-
Notifications
You must be signed in to change notification settings - Fork 691
Description
Description
I would like to request an expansion of the Croatian language dataset, specifically focusing on everyday communication and specialized domains such as IT, law, and medicine, with a strong emphasis on correct spelling and grammar.
Current Issues
Currently, the model often generates sentences in Croatian that contain minor but critical errors in gender agreement, grammar, or orthography. These small mistakes often render the final output unprofessional or unusable, which is quite frustrating ("so close, yet so far").

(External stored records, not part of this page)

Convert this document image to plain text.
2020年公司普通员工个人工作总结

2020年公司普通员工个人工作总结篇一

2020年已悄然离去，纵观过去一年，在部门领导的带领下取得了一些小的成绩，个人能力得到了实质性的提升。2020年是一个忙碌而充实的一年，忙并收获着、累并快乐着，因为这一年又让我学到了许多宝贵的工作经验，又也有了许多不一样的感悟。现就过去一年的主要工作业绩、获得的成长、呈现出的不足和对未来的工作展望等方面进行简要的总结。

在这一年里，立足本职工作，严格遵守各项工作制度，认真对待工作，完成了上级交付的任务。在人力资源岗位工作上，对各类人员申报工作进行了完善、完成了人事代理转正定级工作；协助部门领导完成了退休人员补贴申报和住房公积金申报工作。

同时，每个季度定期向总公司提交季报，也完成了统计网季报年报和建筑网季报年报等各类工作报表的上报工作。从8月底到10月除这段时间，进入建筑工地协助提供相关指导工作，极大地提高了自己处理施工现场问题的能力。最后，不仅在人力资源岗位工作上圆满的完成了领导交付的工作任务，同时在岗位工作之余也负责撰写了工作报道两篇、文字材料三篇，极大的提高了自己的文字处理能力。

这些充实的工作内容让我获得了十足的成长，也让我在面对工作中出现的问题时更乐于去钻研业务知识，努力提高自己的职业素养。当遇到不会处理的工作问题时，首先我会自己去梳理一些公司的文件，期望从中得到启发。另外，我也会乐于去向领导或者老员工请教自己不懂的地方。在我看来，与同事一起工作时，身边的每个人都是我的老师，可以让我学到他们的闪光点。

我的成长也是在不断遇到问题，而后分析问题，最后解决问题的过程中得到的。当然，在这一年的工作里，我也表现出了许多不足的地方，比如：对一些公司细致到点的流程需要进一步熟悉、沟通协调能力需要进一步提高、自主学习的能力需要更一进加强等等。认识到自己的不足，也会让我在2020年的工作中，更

Furthermore, I have noticed a recurring pattern where models often default to Serbian (Ekavian dialect, Cyrillic script) as the primary reference point. This forces me to manually specify in every prompt that I am using the Croatian language (Latin script) and to explicitly ask the model to avoid loanwords or non-Croatian expressions.
Requested Improvement
Please dedicate more attention to:
- Expanding the Croatian vocabulary and idiomatic expressions.
- Improving grammatical accuracy and orthographic precision.
- Better differentiation between South Slavic languages to avoid mixing dialects.
I want to be able to use the full potential of the Gemma4 model without constant linguistic corrections. I am at your disposal if there is any way I can assist in providing feedback or helping improve this area.